Il convient enfin d'assumer la pluralité des fonctions de l'apprentissage : loin de se limiter au rôle de passeport pour l'emploi, il doit à la fois permettre la formation de compétences et socialiser. Cette fonction socialisatrice suppose de penser les barrières et discriminations qui pèsent encore sur l'accès à l'apprentissage, et qui se jouent dans les procédures d'orientation, dans les représentations associées à l'apprentissage, ainsi que dans les comportements de certaines entreprises. Si l'on constate la difficulté de jeunes garçons et filles à trouver des contrats d'apprentissage faute de places en nombre suffisant compte tenu du succès actuel de l'apprentissage, plusieurs études ont montré qu'il existait aussi des discriminations persistantes à l'embauche d'apprentis, qu'elles relèvent du racisme ou du sexisme.
Enfin, la logique de libéralisation a conduit à rendre les élèves, à travers leurs "choix" d'orientation et la construction de leur parcours, responsables de leur position et de leur condition, alors même qu'ils sont aussi pris dans des logiques de différenciation et de hiérarchisation des filières de formation. Pour les apprentis du second degré, prendre en compte la vulnérabilité sociale et économique doit conduire à mieux accompagner les jeunes en intégrant les cultures juvéniles plutôt qu'en écartant l'expression de différences. La sociologie des apprentis du supérieur est différente – il est d'ailleurs très rare que des apprentis niveau CAP ou bac pro poursuivent finalement leur parcours et accèdent à l'apprentissage dans le supérieur –, avec des jeunes plutôt de milieux sociaux favorisés, ce qui pose le problème d'une approche homogénéisante des aides à l'apprentissage, alors que les difficultés de maintien en formation puis d'insertion sont nettement plus aiguës dans le secondaire que dans le supérieur, où des formations privées bénéficient pourtant d'aides substantielles, au risque de socialiser des dépenses de formation qui devraient incomber aux familles ou aux entreprises.
Une régulation nécessaire d'un secteur exposé à des logiques d'opportunité
Peu de pays ont fait de l'alternance la modalité principale d'organisation de la formation professionnelle au niveau secondaire, et encore moins au niveau de la formation professionnelle supérieure. En Europe, seuls l'Allemagne, l'Autriche, la Suisse, le Danemark ou la Hongrie sont dans ce cas, la situation générale restant celle de la formation en école, ou sur le tas dans de nombreux pays dits moins développés. En France, la priorité reste à la scolarisation des apprentissages au niveau secondaire, mais la réforme du lycée professionnel renforce la place des stages et de l'alternance en permettant aussi de passer plus facilement du statut d'élève au statut d'apprenti.

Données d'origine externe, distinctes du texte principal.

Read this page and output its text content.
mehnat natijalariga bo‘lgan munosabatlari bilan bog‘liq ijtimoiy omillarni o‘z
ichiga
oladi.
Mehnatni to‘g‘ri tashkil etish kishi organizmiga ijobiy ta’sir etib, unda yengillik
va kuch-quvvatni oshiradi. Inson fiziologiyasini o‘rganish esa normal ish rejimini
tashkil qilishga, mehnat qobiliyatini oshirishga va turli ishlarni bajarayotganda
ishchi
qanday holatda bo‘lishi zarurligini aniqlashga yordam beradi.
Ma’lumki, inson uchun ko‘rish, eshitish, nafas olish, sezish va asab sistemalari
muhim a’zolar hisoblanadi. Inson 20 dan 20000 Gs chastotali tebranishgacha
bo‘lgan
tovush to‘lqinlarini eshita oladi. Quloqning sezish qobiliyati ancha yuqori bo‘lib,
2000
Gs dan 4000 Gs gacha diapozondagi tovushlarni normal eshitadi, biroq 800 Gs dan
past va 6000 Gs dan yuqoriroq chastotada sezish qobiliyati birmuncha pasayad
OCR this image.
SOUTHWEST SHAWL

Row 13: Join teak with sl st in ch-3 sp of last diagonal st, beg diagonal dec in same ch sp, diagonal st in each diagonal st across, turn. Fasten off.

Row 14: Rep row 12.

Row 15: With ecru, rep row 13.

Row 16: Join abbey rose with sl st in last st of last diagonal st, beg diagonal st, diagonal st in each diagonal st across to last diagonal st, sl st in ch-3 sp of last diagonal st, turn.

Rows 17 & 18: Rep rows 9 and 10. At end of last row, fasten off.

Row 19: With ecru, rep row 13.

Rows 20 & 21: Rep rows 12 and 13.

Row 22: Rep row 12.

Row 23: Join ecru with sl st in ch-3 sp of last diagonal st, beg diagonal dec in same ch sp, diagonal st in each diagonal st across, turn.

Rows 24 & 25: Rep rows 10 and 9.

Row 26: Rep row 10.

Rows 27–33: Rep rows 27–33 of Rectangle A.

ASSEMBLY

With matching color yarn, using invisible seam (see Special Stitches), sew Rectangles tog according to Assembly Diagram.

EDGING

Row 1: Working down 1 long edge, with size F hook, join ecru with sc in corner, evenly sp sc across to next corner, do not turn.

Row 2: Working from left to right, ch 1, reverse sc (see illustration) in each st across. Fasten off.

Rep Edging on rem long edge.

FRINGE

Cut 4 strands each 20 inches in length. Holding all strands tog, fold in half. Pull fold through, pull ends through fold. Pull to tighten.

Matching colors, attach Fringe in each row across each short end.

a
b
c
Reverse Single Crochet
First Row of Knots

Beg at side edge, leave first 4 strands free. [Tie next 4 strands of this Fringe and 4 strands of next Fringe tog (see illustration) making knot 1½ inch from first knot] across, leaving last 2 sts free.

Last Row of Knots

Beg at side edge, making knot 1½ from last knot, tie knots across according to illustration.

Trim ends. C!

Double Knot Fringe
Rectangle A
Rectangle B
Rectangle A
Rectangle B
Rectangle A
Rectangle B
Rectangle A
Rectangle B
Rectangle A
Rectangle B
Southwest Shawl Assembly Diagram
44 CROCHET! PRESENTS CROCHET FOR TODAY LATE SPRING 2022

Toutefois, la consolidation des formations par apprentissage et la poursuite de la promotion de l'alternance, en particulier dans le supérieur, imposent de penser et mettre en œuvre la régulation d'un secteur exposé à des logiques d'opportunité (bascule en apprentissage de formations du supérieur sans nécessité ni véritables différences avec le statut étudiant classique, ouverture mue par l'appât financier de formations de qualité discutable, par exemple).
L'enjeu consiste à garantir la qualité des formations et des certifications – garantie indissociable de la définition des critères de cette qualité –, à sécuriser les parcours des apprentis, en luttant contre les inégalités et les discriminations à l'entrée en apprentissage, contre les abus constatés (qu'ils soient le fait d'entreprises peu scrupuleuses ou de relations problématiques entre le maître d'apprentissage et son apprenti) et contre les ruptures de contrats, à permettre à ces jeunes de trouver leur place, tant sur le marché du travail que dans la société.